En cuanto a la aportación de la ingeniería genética, la constatación de que muchos de los procesos fisiológicos no dependen en exclusiva de un solo gen sino de varios, y que las reacciones bioquímicas que tienen lugar en el organismo se deben a menudo de complejos sistemas complementarios, abre la puerta a la necesidad de introducir más de un gen en el donante.
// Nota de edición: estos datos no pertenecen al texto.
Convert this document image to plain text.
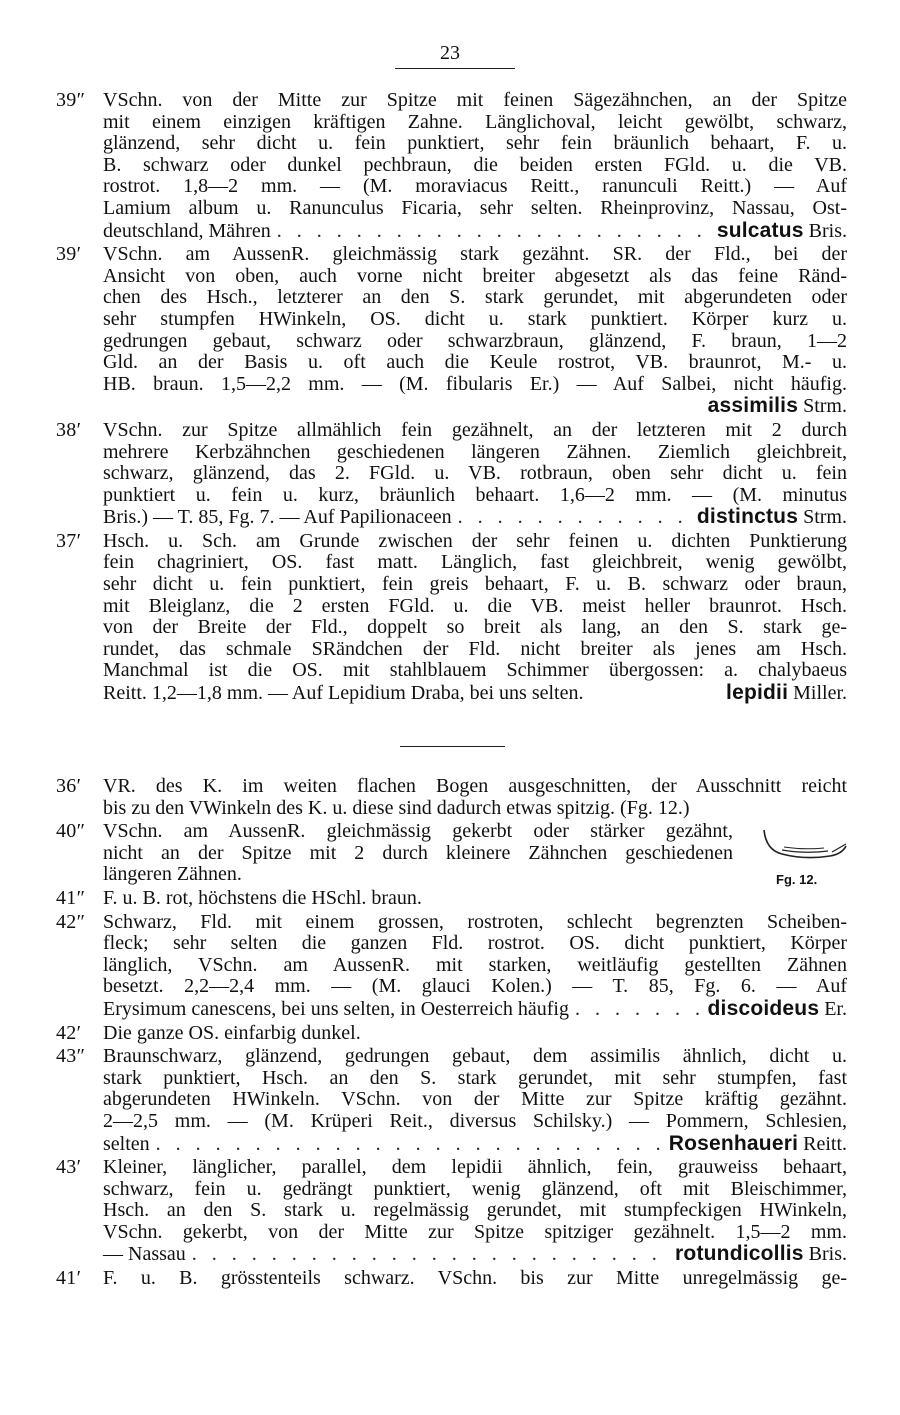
23
39″ VSchn. von der Mitte zur Spitze mit feinen Sägezähnchen, an der Spitze
mit einem einzigen kräftigen Zahne. Länglichoval, leicht gewölbt, schwarz,
glänzend, sehr dicht u. fein punktiert, sehr fein bräunlich behaart, F. u.
B. schwarz oder dunkel pechbraun, die beiden ersten FGld. u. die VB.
rostrot. 1,8—2 mm. — (M. moraviacus Reitt., ranunculi Reitt.) — Auf
Lamium album u. Ranunculus Ficaria, sehr selten. Rheinprovinz, Nassau, Ost-
deutschland, Mähren . . .	sulcatus Bris.
39′ VSchn. am AussenR. gleichmässig stark gezähnt. SR. der Fld., bei der
Ansicht von oben, auch vorne nicht breiter abgesetzt als das feine Ränd-
chen des Hsch., letzterer an den S. stark gerundet, mit abgerundeten oder
sehr stumpfen HWinkeln, OS. dicht u. stark punktiert. Körper kurz u.
gedrungen gebaut, schwarz oder schwarzbraun, glänzend, F. braun, 1—2
Gld. an der Basis u. oft auch die Keule rostrot, VB. braunrot, M.- u.
HB. braun. 1,5—2,2 mm. — (M. fibularis Er.) — Auf Salbei, nicht häufig.
assimilis Strm.
38′ VSchn. zur Spitze allmählich fein gezähnelt, an der letzteren mit 2 durch
mehrere Kerbzähnchen geschiedenen längeren Zähnen. Ziemlich gleichbreit,
schwarz, glänzend, das 2. FGld. u. VB. rotbraun, oben sehr dicht u. fein
punktiert u. fein u. kurz, bräunlich behaart. 1,6—2 mm. — (M. minutus
Bris.) — T. 85, Fg. 7. — Auf Papilionaceen . . .	distinctus Strm.
37′ Hsch. u. Sch. am Grunde zwischen der sehr feinen u. dichten Punktierung
fein chagriniert, OS. fast matt. Länglich, fast gleichbreit, wenig gewölbt,
sehr dicht u. fein punktiert, fein greis behaart, F. u. B. schwarz oder braun,
mit Bleiglanz, die 2 ersten FGld. u. die VB. meist heller braunrot. Hsch.
von der Breite der Fld., doppelt so breit als lang, an den S. stark ge-
rundet, das schmale SRändchen der Fld. nicht breiter als jenes am Hsch.
Manchmal ist die OS. mit stahlblauem Schimmer übergossen: a. chalybaeus
Reitt. 1,2—1,8 mm. — Auf Lepidium Draba, bei uns selten.	lepidii Miller.
36′ VR. des K. im weiten flachen Bogen ausgeschnitten, der Ausschnitt reicht
bis zu den VWinkeln des K. u. diese sind dadurch etwas spitzig. (Fg. 12.)
40″ VSchn. am AussenR. gleichmässig gekerbt oder stärker gezähnt,
nicht an der Spitze mit 2 durch kleinere Zähnchen geschiedenen
längeren Zähnen.
41″ F. u. B. rot, höchstens die HSchl. braun.
42″ Schwarz, Fld. mit einem grossen, rostroten, schlecht begrenzten Scheiben-
fleck; sehr selten die ganzen Fld. rostrot. OS. dicht punktiert, Körper
länglich, VSchn. am AussenR. mit starken, weitläufig gestellten Zähnen
besetzt. 2,2—2,4 mm. — (M. glauci Kolen.) — T. 85, Fg. 6. — Auf
Erysimum canescens, bei uns selten, in Oesterreich häufig . . .	discoideus Er.
42′ Die ganze OS. einfarbig dunkel.
43″ Braunschwarz, glänzend, gedrungen gebaut, dem assimilis ähnlich, dicht u.
stark punktiert, Hsch. an den S. stark gerundet, mit sehr stumpfen, fast
abgerundeten HWinkeln. VSchn. von der Mitte zur Spitze kräftig gezähnt.
2—2,5 mm. — (M. Krüperi Reit., diversus Schilsky.) — Pommern, Schlesien,
selten . . .	Rosenhaueri Reitt.
43′ Kleiner, länglicher, parallel, dem lepidii ähnlich, fein, grauweiss behaart,
schwarz, fein u. gedrängt punktiert, wenig glänzend, oft mit Bleischimmer,
Hsch. an den S. stark u. regelmässig gerundet, mit stumpfeckigen HWinkeln,
VSchn. gekerbt, von der Mitte zur Spitze spitziger gezähnelt. 1,5—2 mm.
— Nassau . . .	rotundicollis Bris.
41′ F. u. B. grösstenteils schwarz. VSchn. bis zur Mitte unregelmässig ge-
Fg. 12.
La mejor comprensión del nivel molecular y de la función de los genes deben permitir modular la respuesta inmunológica y, con ello, controlar mejor el fenómeno del rechazo. Controlado este, junto con el soporte de una inmunosupresión suficientemente eficaz y con los menores efectos tóxicos posibles, podremos ver también como se comportan estos órganos funcionalmente, y cual es el riesgo real de la transmisión de agentes infecciosos a los seres humanos. El lapso de tiempo necesario para que estos factores sean realidad es hoy por hoy una incógnita. Cuando esté resuelta, se iniciará, esta vez con mayores garantías, el paso a la práctica clínica.